それが目の前にある。なのに登ることができない。
もう足が言うことをきかないのだ。
いちばん登りたかったところなのに。
そして、登ることは不可能ではない岩なのに。
磯が見える。フェリーが見える。天文館が見える。
火口の南東側である。
山が二重になっているのが分かる。
ド素人考えだが、新燃岳と同じように、一回外輪山ができて落ち着いた後、マグマが上昇。
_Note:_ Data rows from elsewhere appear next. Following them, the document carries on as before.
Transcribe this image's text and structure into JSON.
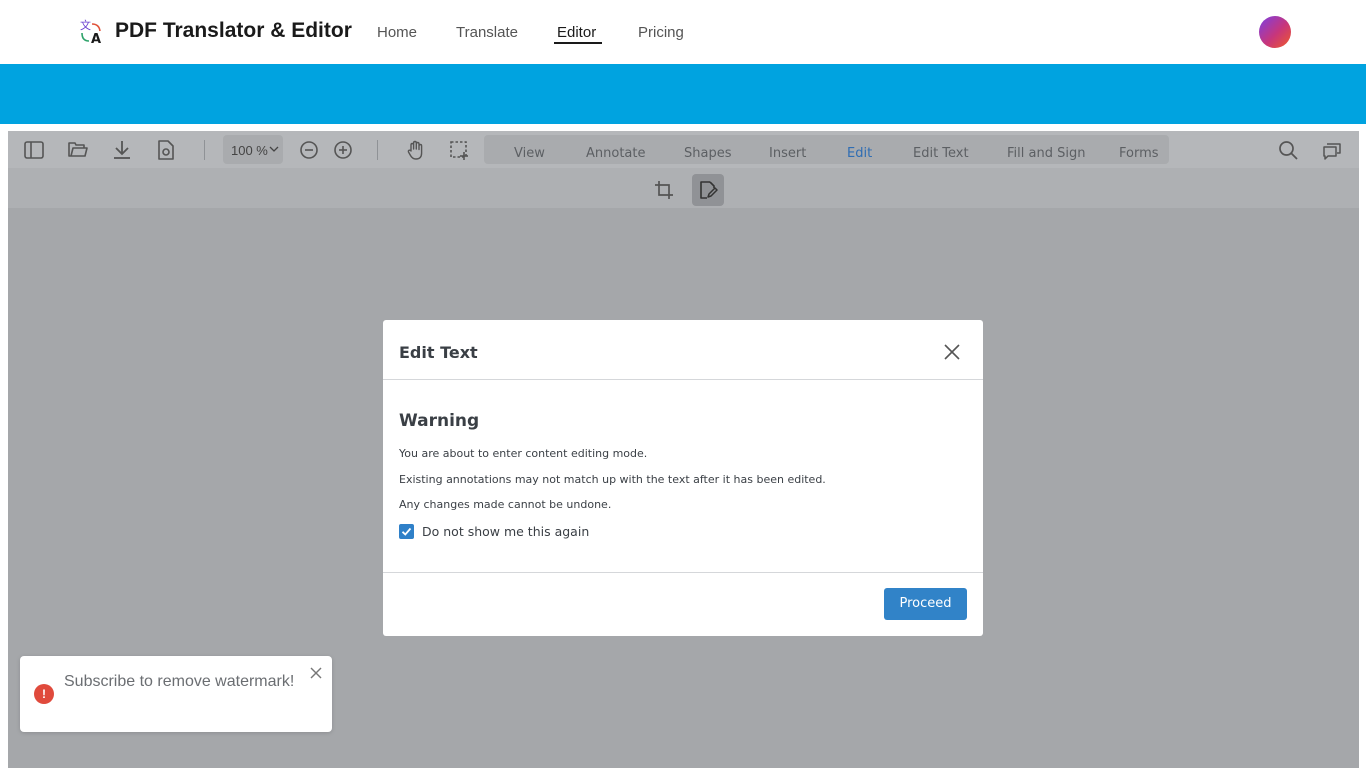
{
  "header": {
    "brand": "PDF Translator & Editor",
    "logo_icon": "translate-icon",
    "nav": [
      {
        "label": "Home"
      },
      {
        "label": "Translate"
      },
      {
        "label": "Editor",
        "active": true
      },
      {
        "label": "Pricing"
      }
    ],
    "avatar_colors": [
      "#7b3fe4",
      "#c8367a",
      "#f05a28"
    ]
  },
  "banner": {
    "color": "#00a3e0"
  },
  "viewer": {
    "toolbar": {
      "left_icons": [
        "sidebar-icon",
        "open-folder-icon",
        "download-icon",
        "document-settings-icon"
      ],
      "zoom": "100 %",
      "zoom_icons": [
        "zoom-out-icon",
        "zoom-in-icon"
      ],
      "tool_icons": [
        "pan-hand-icon",
        "select-region-icon"
      ],
      "tabs": [
        {
          "label": "View"
        },
        {
          "label": "Annotate"
        },
        {
          "label": "Shapes"
        },
        {
          "label": "Insert"
        },
        {
          "label": "Edit",
          "active": true
        },
        {
          "label": "Edit Text"
        },
        {
          "label": "Fill and Sign"
        },
        {
          "label": "Forms"
        }
      ],
      "right_icons": [
        "search-icon",
        "comments-icon"
      ]
    },
    "subtoolbar": {
      "icons": [
        {
          "name": "crop-icon"
        },
        {
          "name": "edit-text-icon",
          "active": true
        }
      ]
    }
  },
  "modal": {
    "title": "Edit Text",
    "heading": "Warning",
    "messages": [
      "You are about to enter content editing mode.",
      "Existing annotations may not match up with the text after it has been edited.",
      "Any changes made cannot be undone."
    ],
    "checkbox_label": "Do not show me this again",
    "checkbox_checked": true,
    "proceed_label": "Proceed",
    "accent": "#3183c8"
  },
  "toast": {
    "text": "Subscribe to remove watermark!",
    "icon": "error-icon",
    "icon_glyph": "!",
    "color": "#e04a3c"
  }
}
外輪山の内側にもうひとつの外輪山ができたのではなかろうか。
100枚以上の写真を撮ったのだが、原寸大の画像を見ているといつまでも飽きない。
興奮が収まらない。
いよいよ下山。簡単に降りられるかと思ったら、とんでもない。
前を向いて降りていかなければならないのだ。とても怖い。
あの急な軽石と砂の坂を降りるには、自分のお尻を入れる穴を掘らなければならなかった。
今度は手ではなく、足で掘る。
一足一足ではなく、ひと尻ひと尻、穴を掘りつつ降りていく。
順調に降りていると思っていたら、とんでもないことになっていた。
気付くとさっき上ってきた尾根が、隣に見える。
途中で進路を誤ってしまったのだ。血の気が引いていくのがわかった。
写真を撮るどころではなくなった。
急斜面をやっと過ぎると、カヤの生い茂る場所が続く。
必死で降りた。どうかどうか、どこかに辿り着きますように。
北側には深い谷が大きく口を開けている。
ここなら降りられる!と思った所が最後にことごとく切り立った崖になる。
その繰り返しを重ねながら、右往左往した。
どのくらいさまよったか、白いものがチラッと見えた気がした。
ダムだ。降りられる。このときの安堵感は、なんとも表現できない。
私の愚かな下山が、やっと終わった。心は疲れ果てていた。
私といつも一緒にいてくれた、24万キロを共にした今は亡き愛車をここに記念に載せておきたい。
前夜この場所で、姶良の夜景を見ながら眠った。北岳山頂を背にして。